When you have a job/career, provided by someone else, you are viewed as likely
to be more stable in regards to your monthly income. Typically your monthly
income is fixed or round-about the same as every month, providing said
stability. This is viewed as lower risk, because they can judge how likely
they believe you are capable of repaying your debt. Yes, you may lose your
job/are terminated, and they take this into account as well, usually by noting
how long you have been employed at the current location, etc. Other factors
contribute to your ability to be take on debt, such as if you own your home or
rent, and how much your monthly payments are, any other existing large loans,
etc.

When you are self employed, it is difficult to gauge the level of stability
you may have.

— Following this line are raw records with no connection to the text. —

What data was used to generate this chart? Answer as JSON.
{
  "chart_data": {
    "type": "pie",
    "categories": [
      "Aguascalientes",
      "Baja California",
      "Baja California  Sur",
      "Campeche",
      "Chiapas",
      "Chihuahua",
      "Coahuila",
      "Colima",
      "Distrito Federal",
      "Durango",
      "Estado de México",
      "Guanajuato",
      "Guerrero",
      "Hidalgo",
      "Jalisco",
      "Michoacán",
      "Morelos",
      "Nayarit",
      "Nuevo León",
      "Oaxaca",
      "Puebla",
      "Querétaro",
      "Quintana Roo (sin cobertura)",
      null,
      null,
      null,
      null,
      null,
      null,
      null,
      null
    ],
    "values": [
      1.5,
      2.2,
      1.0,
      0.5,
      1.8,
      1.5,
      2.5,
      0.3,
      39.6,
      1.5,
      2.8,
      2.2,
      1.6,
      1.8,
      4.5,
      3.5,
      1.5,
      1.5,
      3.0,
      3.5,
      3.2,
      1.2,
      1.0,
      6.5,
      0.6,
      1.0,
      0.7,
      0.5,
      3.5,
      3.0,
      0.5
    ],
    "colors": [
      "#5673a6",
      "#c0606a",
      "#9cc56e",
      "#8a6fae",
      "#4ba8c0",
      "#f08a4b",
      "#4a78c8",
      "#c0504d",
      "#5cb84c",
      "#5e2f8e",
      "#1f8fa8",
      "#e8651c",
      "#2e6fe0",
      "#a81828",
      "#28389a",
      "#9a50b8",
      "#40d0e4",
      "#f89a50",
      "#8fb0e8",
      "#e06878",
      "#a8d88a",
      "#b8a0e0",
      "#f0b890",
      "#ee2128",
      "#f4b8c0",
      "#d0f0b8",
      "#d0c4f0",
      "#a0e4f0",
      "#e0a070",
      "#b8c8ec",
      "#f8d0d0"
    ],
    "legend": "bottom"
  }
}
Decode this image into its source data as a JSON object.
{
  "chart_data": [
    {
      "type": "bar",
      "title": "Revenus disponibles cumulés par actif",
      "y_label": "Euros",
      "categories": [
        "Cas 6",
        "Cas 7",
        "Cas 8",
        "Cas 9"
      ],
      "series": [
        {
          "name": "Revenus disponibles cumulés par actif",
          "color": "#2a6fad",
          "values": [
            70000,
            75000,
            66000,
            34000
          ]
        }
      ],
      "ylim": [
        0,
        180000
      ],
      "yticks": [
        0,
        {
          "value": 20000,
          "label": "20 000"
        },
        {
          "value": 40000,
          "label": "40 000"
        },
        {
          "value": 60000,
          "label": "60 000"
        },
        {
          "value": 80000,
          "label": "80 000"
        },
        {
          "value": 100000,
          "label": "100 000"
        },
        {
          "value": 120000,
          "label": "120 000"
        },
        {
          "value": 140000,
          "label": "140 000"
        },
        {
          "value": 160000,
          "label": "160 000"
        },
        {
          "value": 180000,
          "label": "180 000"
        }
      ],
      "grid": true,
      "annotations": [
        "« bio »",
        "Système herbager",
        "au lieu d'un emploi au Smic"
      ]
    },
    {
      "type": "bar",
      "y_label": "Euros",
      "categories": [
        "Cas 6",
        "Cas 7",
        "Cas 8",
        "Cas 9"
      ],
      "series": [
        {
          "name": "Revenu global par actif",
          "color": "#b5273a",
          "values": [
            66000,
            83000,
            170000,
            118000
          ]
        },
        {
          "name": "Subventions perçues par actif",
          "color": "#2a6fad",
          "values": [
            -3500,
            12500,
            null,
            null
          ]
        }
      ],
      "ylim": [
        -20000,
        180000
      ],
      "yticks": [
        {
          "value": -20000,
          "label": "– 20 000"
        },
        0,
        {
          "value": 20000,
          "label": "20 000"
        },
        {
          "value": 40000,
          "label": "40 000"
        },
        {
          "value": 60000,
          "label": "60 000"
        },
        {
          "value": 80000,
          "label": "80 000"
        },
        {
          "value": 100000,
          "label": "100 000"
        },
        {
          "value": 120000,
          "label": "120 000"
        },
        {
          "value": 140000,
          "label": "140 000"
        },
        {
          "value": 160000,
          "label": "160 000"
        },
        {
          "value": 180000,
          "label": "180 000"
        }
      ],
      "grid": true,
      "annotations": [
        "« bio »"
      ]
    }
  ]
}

One month may be great, the other not so great. It's also
difficult to prove on paper exactly what you are paid since you are paying
yourself (nobody to vouch for you), and it could be temporarily artificially
inflated with the intent of getting a loan, etc. Being self employed, they may
view you as higher risk also due to your priorities (ie. your business). In
the event you fall on hard times, will you pay the debt back first and
foremost or will you struggle to save your business (because it's the only
method of income). This contributes, along with other factors, to you being
viewed as a higher risk.

I'd wager different types of loans will be more accessible than others, such
as a business loan if you are in fact incorporated or an LLC (I don't know
about sole proprietorships but my guess would be it varies by state/country).
The purpose of the loan will greatly effect you ability to take on the debt,
ie. a personal loan because you just want some new things is not likely to be
granted unless you put of collateral.

Of course, a lot of this depends on the lender and their policies/terms. I'm
not an expert, so if this is a problem for you currently I'd recommend
reaching out to a few different lenders and asking them to explain their
polices.